Keywords:筋萎縮性側索硬化症、呼吸器管理、訪問看護ステーション

【はじめに、目的】前頭側頭型認知症(FTLD)を併発した高齢筋萎縮性側索硬化症(ALS)患者に対して在宅介入する機会を得たので報告する。地域包括ケアシステムを構築する上での当地域の在宅生活維持にあたっての課題について考察する。【症例紹介】X年6月に大学病院受診し、ALS、FTLDと診断。7月には在宅療養目的にAクリニックの往診開始となり、9月には在宅酸素導入、11月には社会参加目的にデイサービスの利用開始となる。換気不全、喀痰困難に対し、12月末より、環境整備・呼吸リハビリテーションを目的に訪問看護ステーションB利用開始となる。【経過】X+1年の状態では、左手指の巧緻動作が困難となり、呼吸の拘束性障害がみられるもADLはほぼ自立していた。努力性呼吸であり、NPPV・HOT導入するもFTLDによる病態の理解不足により利用の認識が低い。介入の目的・目標は、一つ目に呼吸器への理解・呼吸機能の維持ができる事、二つ目にキーパーソンである妻の介護負担が少なくなる機能維持・環境整備を行う事、三つ目に認知機能面へのアプローチとして社会参加や自主的な動作維持を図る事とした。病状進行による呼吸苦の増加・妻の介護負担増・屋外歩行の希望に対して、医療・介護サービスで対応し、2年間本人・妻共に安定した在宅生活を送ることができた。しかし、夜間にトイレで転倒し、妻の介護不安が増大した。病状進行により排痰の必要性が高くなったことからショートステイでは対応困難となり自宅から離れた医療施設へのレスパイト入院となった。その後、在宅での喀痰困難が増え、妻の不安が更に増大し在宅生活困難となる。家族の決断もありレスパイト入院先の医療療養病棟へ入院となった。【まとめ】本症例では夜間転倒・排痰困難から介護者の不安が増大し在宅生活困難に繋がった。進行性の疾患より訪問時には動作に注意をはらい居室移動や、トイレをポータブルにするなど環境整備に関する提案は行っていたが、本人および家族の理解が得られず、機能低下に合わせた迅速な環境整備は困難であった。在宅生活を継続するための効果的な環境整備には至らなかった。呼吸器管理に関しては、介入当初よりカフアシストなどの機器の受け入れは良好であったが、家族による実施について指導が不十分となり、呼吸管理に対する妻の不安が増大した。機能低下を見越した喀痰吸引指導の早期導入が課題と考える。また、介護保険サービス下での呼吸器管理には限界がある。特にショートステイでは、夜間の人工呼吸器対応・吸引が問題であり、マンパワー不足・リスク管理の問題から受け入れ困難となった。
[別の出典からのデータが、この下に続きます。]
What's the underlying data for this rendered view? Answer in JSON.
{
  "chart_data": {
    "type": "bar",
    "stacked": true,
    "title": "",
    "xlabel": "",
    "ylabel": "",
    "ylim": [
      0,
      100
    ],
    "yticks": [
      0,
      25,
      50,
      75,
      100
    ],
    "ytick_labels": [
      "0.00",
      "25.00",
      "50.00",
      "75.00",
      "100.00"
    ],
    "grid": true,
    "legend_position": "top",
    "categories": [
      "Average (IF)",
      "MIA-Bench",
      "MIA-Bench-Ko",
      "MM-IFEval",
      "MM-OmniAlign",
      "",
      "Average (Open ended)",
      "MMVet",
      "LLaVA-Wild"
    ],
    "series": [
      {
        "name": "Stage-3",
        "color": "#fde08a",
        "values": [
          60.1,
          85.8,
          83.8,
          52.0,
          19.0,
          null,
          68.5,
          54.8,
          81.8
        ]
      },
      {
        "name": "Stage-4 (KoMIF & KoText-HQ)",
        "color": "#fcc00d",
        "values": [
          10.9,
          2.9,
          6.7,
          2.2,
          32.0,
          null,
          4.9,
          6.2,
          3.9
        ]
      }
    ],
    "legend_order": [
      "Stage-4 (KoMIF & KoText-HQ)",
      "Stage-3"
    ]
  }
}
医療行為の必要な疾患でも在宅生活が継続できる当地域でのケアシステムの構築が必要である。地域の各事業所との連携と共に、当法人でも介護施設で人工呼吸器の利用者を受け入れるにはどのような整備が必要であるか、現在の施設状態でどの程度の受け入れが可能かを検討していく必要がある。

【倫理的配慮、説明と同意】
本症例報告は、対象に症例報告の趣旨を十分に説明し、理学療法評価および経過について記載ならびに発表することに同意を得て実施した。